Elombah had urged the Senate to investigate why the proceeds from the sale of some Nigerian government property in the U.S. between 2004 and 2007 were not accounted for.
“Available records showed that between 2004 and 2007, the Embassy of Nigeria sold four prime properties of the Nigerian Government located in Washington D.C and Maryland,” he said.
“It also commenced sale of a fifth property located in San Francisco, California.
“For the sale of those properties, the government of Nigeria retained the services of ECULAW Law Firm. Out of those sales, Nigeria realised the sum of 27 million dollars.
“All funds realised from these sales, except those set aside as fees, were remitted to the Embassy of Nigeria in Washington D.C,” the petitioner alleged.
He alleged that all the funds and transactions were duly confirmed in June 2007 by ECULAW Law firm when it met with embassy officials at the embassy premises in Washington D.C.
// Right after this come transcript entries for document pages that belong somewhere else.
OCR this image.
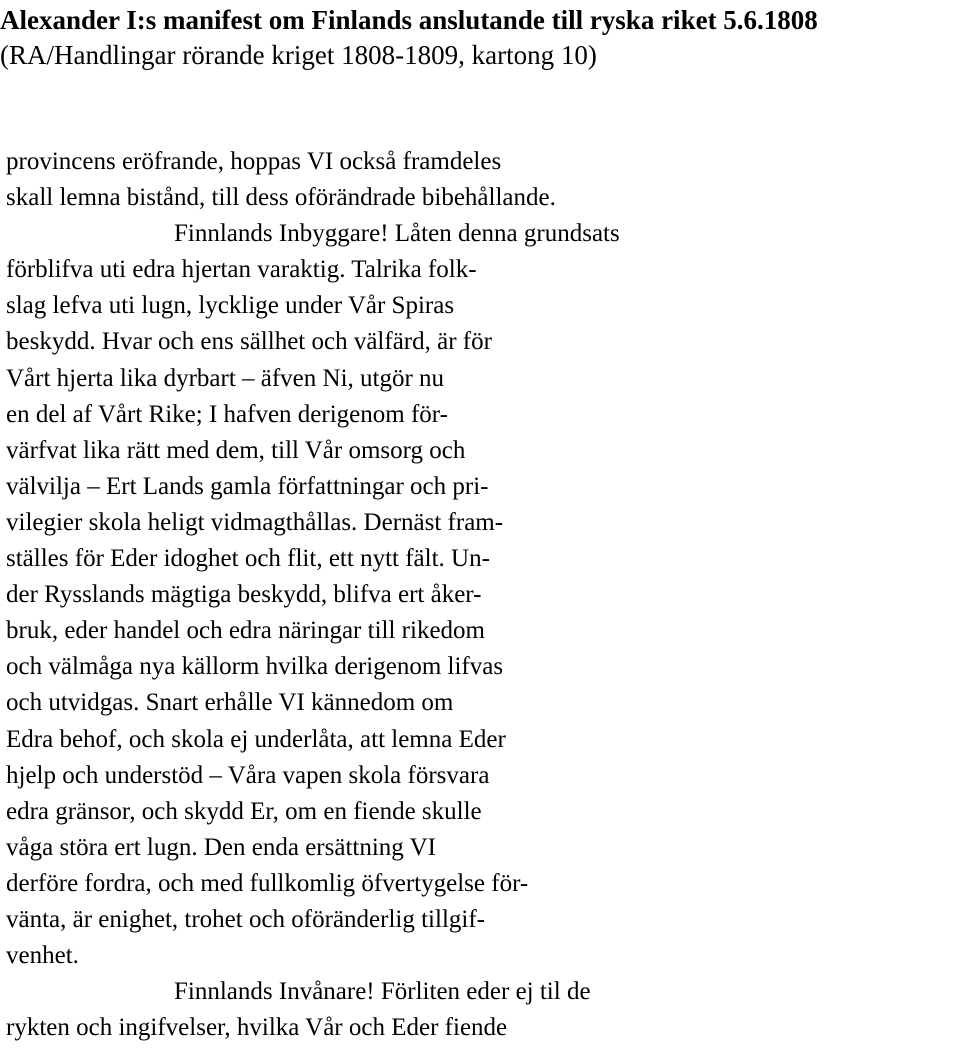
Alexander I:s manifest om Finlands anslutande till ryska riket 5.6.1808

(RA/Handlingar rörande kriget 1808-1809, kartong 10)

provincens eröfrande, hoppas VI också framdeles
skall lemna bistånd, till dess oförändrade bibehållande.
Finnlands Inbyggare! Låten denna grundsats
förblifva uti edra hjertan varaktig. Talrika folk-
slag lefva uti lugn, lycklige under Vår Spiras
beskydd. Hvar och ens sällhet och välfärd, är för
Vårt hjerta lika dyrbart – äfven Ni, utgör nu
en del af Vårt Rike; I hafven derigenom för-
värfvat lika rätt med dem, till Vår omsorg och
välvilja – Ert Lands gamla författningar och pri-
vilegier skola heligt vidmagthållas. Dernäst fram-
ställes för Eder idoghet och flit, ett nytt fält. Un-
der Rysslands mägtiga beskydd, blifva ert åker-
bruk, eder handel och edra näringar till rikedom
och välmåga nya källorm hvilka derigenom lifvas
och utvidgas. Snart erhålle VI kännedom om
Edra behof, och skola ej underlåta, att lemna Eder
hjelp och understöd – Våra vapen skola försvara
edra gränsor, och skydd Er, om en fiende skulle
våga störa ert lugn. Den enda ersättning VI
derföre fordra, och med fullkomlig öfvertygelse för-
vänta, är enighet, trohet och oföränderlig tillgif-
venhet.
Finnlands Invånare! Förliten eder ej til de
rykten och ingifvelser, hvilka Vår och Eder fiende
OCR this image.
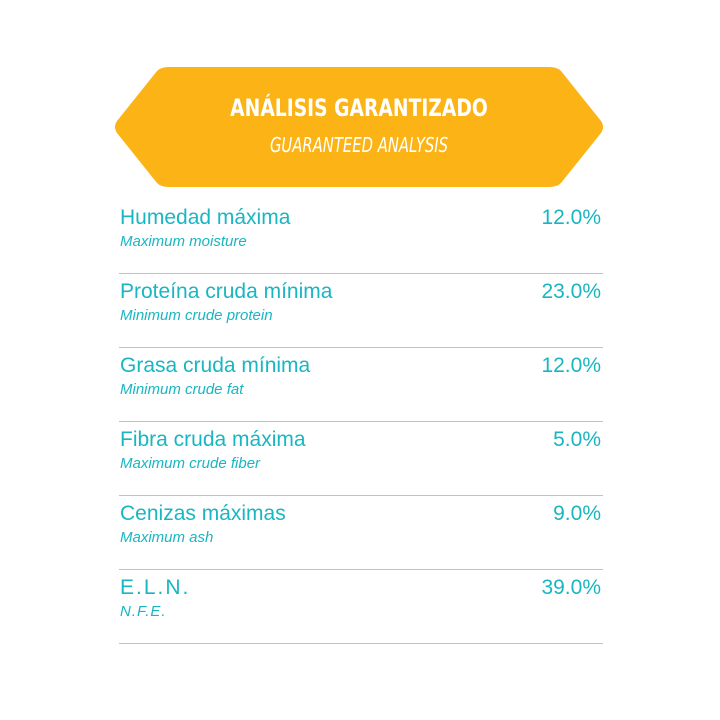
ANÁLISIS GARANTIZADO
GUARANTEED ANALYSIS
Humedad máxima
Maximum moisture
12.0%
Proteína cruda mínima
Minimum crude protein
23.0%
Grasa cruda mínima
Minimum crude fat
12.0%
Fibra cruda máxima
Maximum crude fiber
5.0%
Cenizas máximas
Maximum ash
9.0%
E.L.N.
N.F.E.
39.0%
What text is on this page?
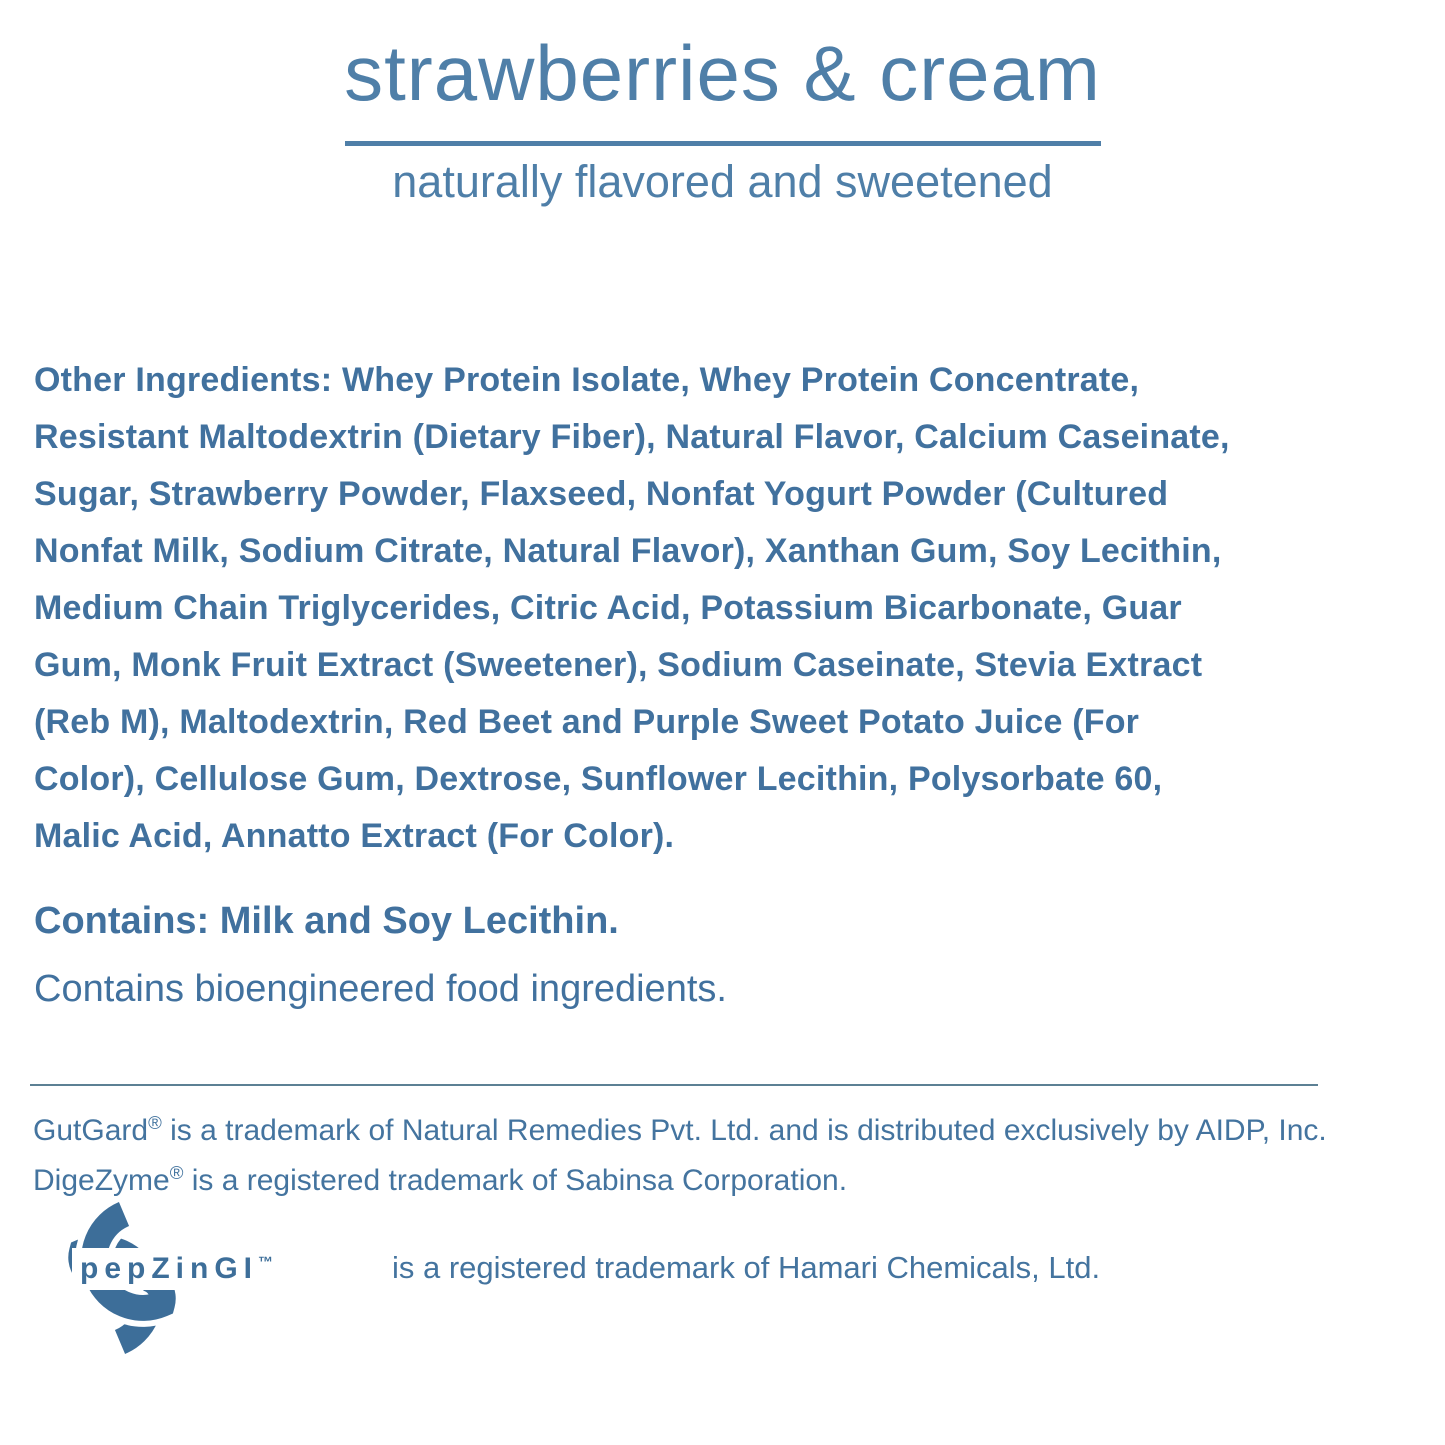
strawberries & cream
naturally flavored and sweetened
Other Ingredients: Whey Protein Isolate, Whey Protein Concentrate,
Resistant Maltodextrin (Dietary Fiber), Natural Flavor, Calcium Caseinate,
Sugar, Strawberry Powder, Flaxseed, Nonfat Yogurt Powder (Cultured
Nonfat Milk, Sodium Citrate, Natural Flavor), Xanthan Gum, Soy Lecithin,
Medium Chain Triglycerides, Citric Acid, Potassium Bicarbonate, Guar
Gum, Monk Fruit Extract (Sweetener), Sodium Caseinate, Stevia Extract
(Reb M), Maltodextrin, Red Beet and Purple Sweet Potato Juice (For
Color), Cellulose Gum, Dextrose, Sunflower Lecithin, Polysorbate 60,
Malic Acid, Annatto Extract (For Color).

Contains: Milk and Soy Lecithin.

Contains bioengineered food ingredients.

GutGard® is a trademark of Natural Remedies Pvt. Ltd. and is distributed exclusively by AIDP, Inc.

DigeZyme® is a registered trademark of Sabinsa Corporation.

pepZinGI™	is a registered trademark of Hamari Chemicals, Ltd.
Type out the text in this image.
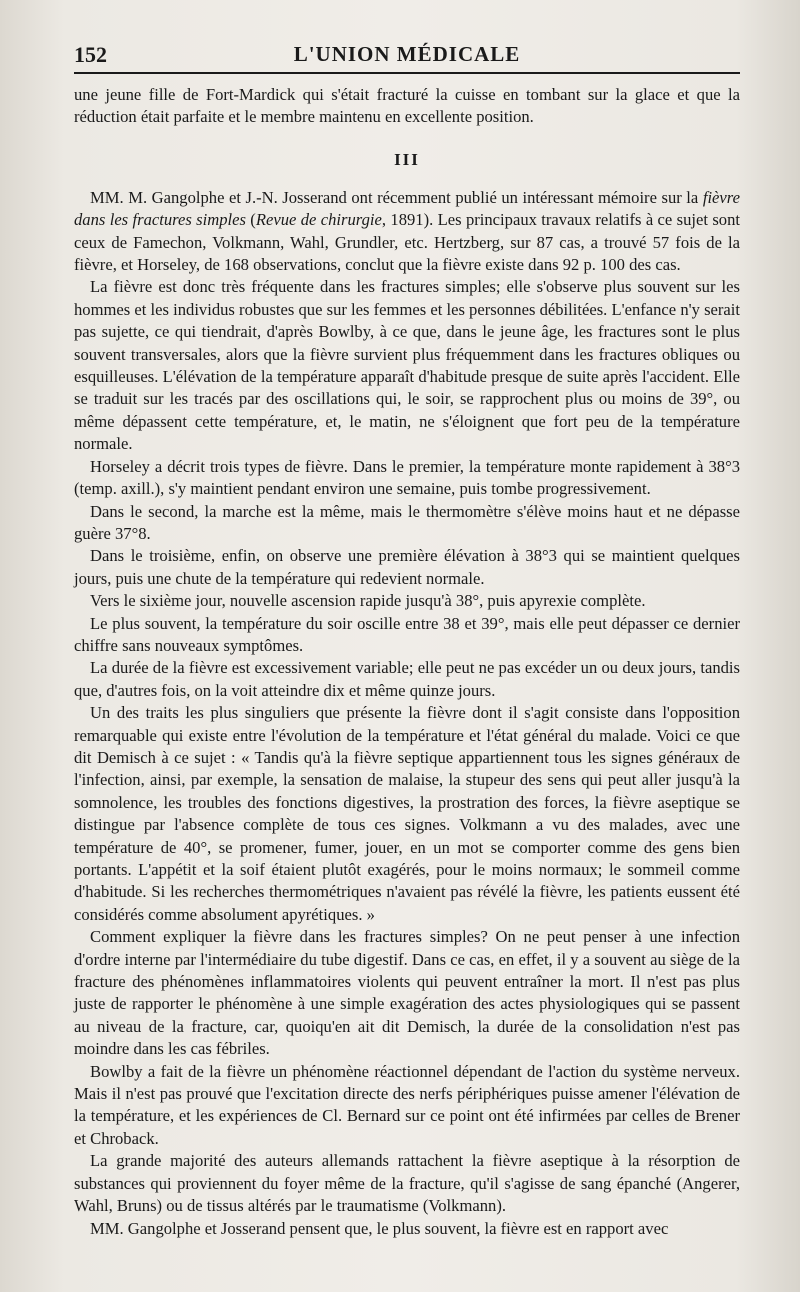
152	L'UNION MÉDICALE

une jeune fille de Fort-Mardick qui s'était fracturé la cuisse en tombant sur la glace et que la réduction était parfaite et le membre maintenu en excellente position.

III

MM. M. Gangolphe et J.-N. Josserand ont récemment publié un intéressant mémoire sur la fièvre dans les fractures simples (Revue de chirurgie, 1891). Les principaux travaux relatifs à ce sujet sont ceux de Famechon, Volkmann, Wahl, Grundler, etc. Hertzberg, sur 87 cas, a trouvé 57 fois de la fièvre, et Horseley, de 168 observations, conclut que la fièvre existe dans 92 p. 100 des cas.

La fièvre est donc très fréquente dans les fractures simples; elle s'observe plus souvent sur les hommes et les individus robustes que sur les femmes et les personnes débilitées. L'enfance n'y serait pas sujette, ce qui tiendrait, d'après Bowlby, à ce que, dans le jeune âge, les fractures sont le plus souvent transversales, alors que la fièvre survient plus fréquemment dans les fractures obliques ou esquilleuses. L'élévation de la température apparaît d'habitude presque de suite après l'accident. Elle se traduit sur les tracés par des oscillations qui, le soir, se rapprochent plus ou moins de 39°, ou même dépassent cette température, et, le matin, ne s'éloignent que fort peu de la température normale.

Horseley a décrit trois types de fièvre. Dans le premier, la température monte rapidement à 38°3 (temp. axill.), s'y maintient pendant environ une semaine, puis tombe progressivement.

Dans le second, la marche est la même, mais le thermomètre s'élève moins haut et ne dépasse guère 37°8.

Dans le troisième, enfin, on observe une première élévation à 38°3 qui se maintient quelques jours, puis une chute de la température qui redevient normale.

Vers le sixième jour, nouvelle ascension rapide jusqu'à 38°, puis apyrexie complète.

Le plus souvent, la température du soir oscille entre 38 et 39°, mais elle peut dépasser ce dernier chiffre sans nouveaux symptômes.

La durée de la fièvre est excessivement variable; elle peut ne pas excéder un ou deux jours, tandis que, d'autres fois, on la voit atteindre dix et même quinze jours.

Un des traits les plus singuliers que présente la fièvre dont il s'agit consiste dans l'opposition remarquable qui existe entre l'évolution de la température et l'état général du malade. Voici ce que dit Demisch à ce sujet : « Tandis qu'à la fièvre septique appartiennent tous les signes généraux de l'infection, ainsi, par exemple, la sensation de malaise, la stupeur des sens qui peut aller jusqu'à la somnolence, les troubles des fonctions digestives, la prostration des forces, la fièvre aseptique se distingue par l'absence complète de tous ces signes. Volkmann a vu des malades, avec une température de 40°, se promener, fumer, jouer, en un mot se comporter comme des gens bien portants. L'appétit et la soif étaient plutôt exagérés, pour le moins normaux; le sommeil comme d'habitude. Si les recherches thermométriques n'avaient pas révélé la fièvre, les patients eussent été considérés comme absolument apyrétiques. »

Comment expliquer la fièvre dans les fractures simples? On ne peut penser à une infection d'ordre interne par l'intermédiaire du tube digestif. Dans ce cas, en effet, il y a souvent au siège de la fracture des phénomènes inflammatoires violents qui peuvent entraîner la mort. Il n'est pas plus juste de rapporter le phénomène à une simple exagération des actes physiologiques qui se passent au niveau de la fracture, car, quoiqu'en ait dit Demisch, la durée de la consolidation n'est pas moindre dans les cas fébriles.

Bowlby a fait de la fièvre un phénomène réactionnel dépendant de l'action du système nerveux. Mais il n'est pas prouvé que l'excitation directe des nerfs périphériques puisse amener l'élévation de la température, et les expériences de Cl. Bernard sur ce point ont été infirmées par celles de Brener et Chroback.

La grande majorité des auteurs allemands rattachent la fièvre aseptique à la résorption de substances qui proviennent du foyer même de la fracture, qu'il s'agisse de sang épanché (Angerer, Wahl, Bruns) ou de tissus altérés par le traumatisme (Volkmann).

MM. Gangolphe et Josserand pensent que, le plus souvent, la fièvre est en rapport avec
He alleged that instead of remitting the proceeds to Nigeria, the funds were lodged in M&T Bank Washington which he said the embassy used for other transactions and with which it had about three different.
“It was confirmed in clear terms that their bank was holding huge deposits comprising the proceeds of the sales of these properties”Elombah stated, adding that “this remained the position after Dr George Obiozor had returned to Nigeria upon completing his service in Washington.”
The petitioner alleged that the money was not repatriated home but left in the bank “partly because it yielded substantial monthly interests, which the embassy officials would never have to account for.”
Surprisingly, he said, the money disappeared without trace in March 2012.
“This became clear when the M&T Bank was forced to close the accounts of Nigerian Embassy and to terminate all banking relations with the embassy at the beginning of 2012,” he said.
According to him, since March 2012, no explanation had been given as to the whereabouts of funds which were in the bank accounts when the incumbent assumed office.
The chairman, Senate committee on foreign affairs, MatthewNwagwu, confirmed that the committee received the petition alleging embezzlement of funds in Nigeria’s embassy in Washington.
“There is a petition before the committee on the issue. We have the petition and we are taking it on the face value.
“We are giving this opportunity to the minister and ambassador to explain what happened. It is alleged that the resources were squandered by embassy officials.
“Ours is to give you a chance to address the committee, to tell us what you know about the administration and management of the fund within your tenure from 2004 till date.
Journalists were, however, ordered out of the committee room before the testimonies of the three envoys were taken.